Bien qu'encore enfant, je me
souviens des conciliabules passionnés qui réunirent alors chez nous, tous ces
messieurs dans la préparation secrète de ce voyage en ballon en Arctique.
Grand-Père recevait, parlementait, organisait, (retrouvant ainsi sa fibre
d'entrepreneur) au milieu de tous ces jeunes gens qui ne rêvaient que
d'exploits. Marie, qui ne comprenait comme moi que vaguement les choses, mais
cherchait malgré tout à me les enseigner, me faisait la lecture d'un roman :
Cinq semaines en ballon, écrit en français par un certain Jules Verne.
Il s'agissait sans doute du même et extraordinaire voyage, à cela près que
dans la fiction du romancier, le vol du Docteur Fergusson et de ses deux
acolytes, son serviteur et son ami chasseur, s'effectuait au dessus de
l'Afrique, qui, comme chacun sait, bénéficie de températures plus clémentes.

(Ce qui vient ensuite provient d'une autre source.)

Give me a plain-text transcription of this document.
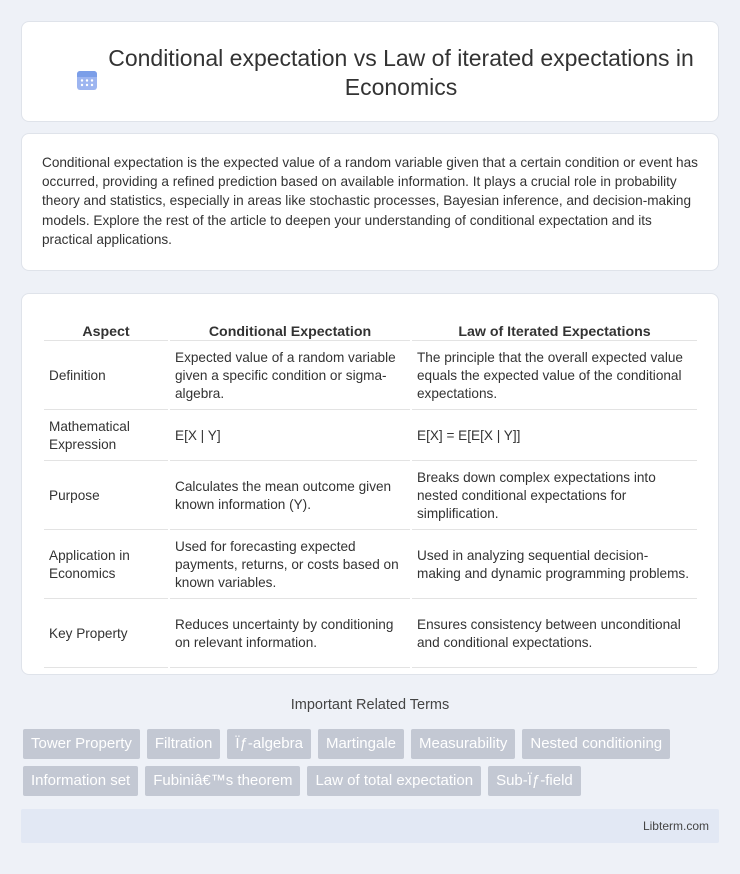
Conditional expectation vs Law of iterated expectations in Economics

Conditional expectation is the expected value of a random variable given that a certain condition or event has occurred, providing a refined prediction based on available information. It plays a crucial role in probability theory and statistics, especially in areas like stochastic processes, Bayesian inference, and decision-making models. Explore the rest of the article to deepen your understanding of conditional expectation and its practical applications.

Aspect	Conditional Expectation	Law of Iterated Expectations
Definition	Expected value of a random variable given a specific condition or sigma-algebra.	The principle that the overall expected value equals the expected value of the conditional expectations.
Mathematical Expression	E[X | Y]	E[X] = E[E[X | Y]]
Purpose	Calculates the mean outcome given known information (Y).	Breaks down complex expectations into nested conditional expectations for simplification.
Application in Economics	Used for forecasting expected payments, returns, or costs based on known variables.	Used in analyzing sequential decision-making and dynamic programming problems.
Key Property	Reduces uncertainty by conditioning on relevant information.	Ensures consistency between unconditional and conditional expectations.
Important Related Terms
Tower Property	Filtration	Ïƒ-algebra	Martingale	Measurability	Nested conditioning
Information set	Fubiniâ€™s theorem	Law of total expectation	Sub-Ïƒ-field
Libterm.com
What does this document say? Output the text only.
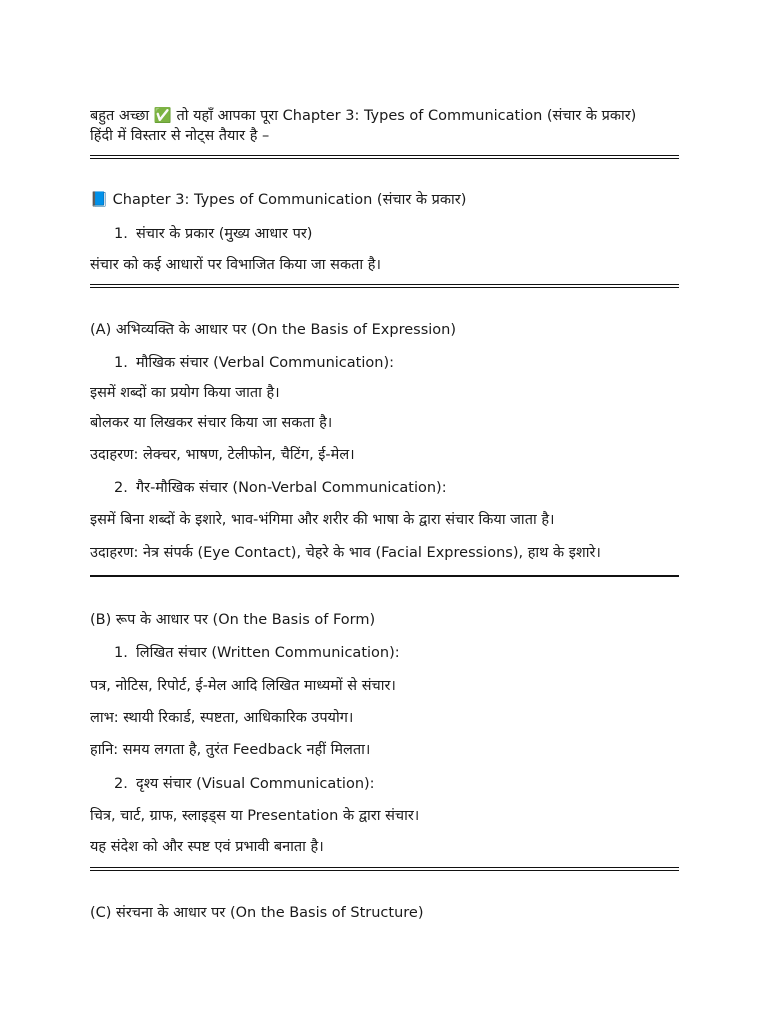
बहुत अच्छा ✅ तो यहाँ आपका पूरा Chapter 3: Types of Communication (संचार के प्रकार)
हिंदी में विस्तार से नोट्स तैयार है –
📘 Chapter 3: Types of Communication (संचार के प्रकार)
1. संचार के प्रकार (मुख्य आधार पर)
संचार को कई आधारों पर विभाजित किया जा सकता है।
(A) अभिव्यक्ति के आधार पर (On the Basis of Expression)
1. मौखिक संचार (Verbal Communication):
इसमें शब्दों का प्रयोग किया जाता है।
बोलकर या लिखकर संचार किया जा सकता है।
उदाहरण: लेक्चर, भाषण, टेलीफोन, चैटिंग, ई-मेल।
2. गैर-मौखिक संचार (Non-Verbal Communication):
इसमें बिना शब्दों के इशारे, भाव-भंगिमा और शरीर की भाषा के द्वारा संचार किया जाता है।
उदाहरण: नेत्र संपर्क (Eye Contact), चेहरे के भाव (Facial Expressions), हाथ के इशारे।
(B) रूप के आधार पर (On the Basis of Form)
1. लिखित संचार (Written Communication):
पत्र, नोटिस, रिपोर्ट, ई-मेल आदि लिखित माध्यमों से संचार।
लाभ: स्थायी रिकार्ड, स्पष्टता, आधिकारिक उपयोग।
हानि: समय लगता है, तुरंत Feedback नहीं मिलता।
2. दृश्य संचार (Visual Communication):
चित्र, चार्ट, ग्राफ, स्लाइड्स या Presentation के द्वारा संचार।
यह संदेश को और स्पष्ट एवं प्रभावी बनाता है।
(C) संरचना के आधार पर (On the Basis of Structure)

Températures que ma charmante institutrice et moi, blottis confortablement dans
notre nacelle-nurserie, appréciions alors grâce à la chaleur diffusée par le
puissant et moderne calorifère à vapeur de la maison. Grâce aux illustrations,
nous survolions en toute quiétude des troupeaux d'éléphants, des hordes de
lions chassant des antilopes, des pyramides, le Sphinx ... Mais allez dire à un
Suédois que la banquise, les glaces, le blizzard, les tempêtes de neige
pourraient être des obstacles à sa liberté ! Au contraire, pour tout viking
qui se respecte, le danger suscite l'envie ! Et c'est ainsi que mon pauvre
Papa, considéré à tort comme un désœuvré par Grand-Père depuis le décès de
Maman, postula pour être le troisième homme d'équipage.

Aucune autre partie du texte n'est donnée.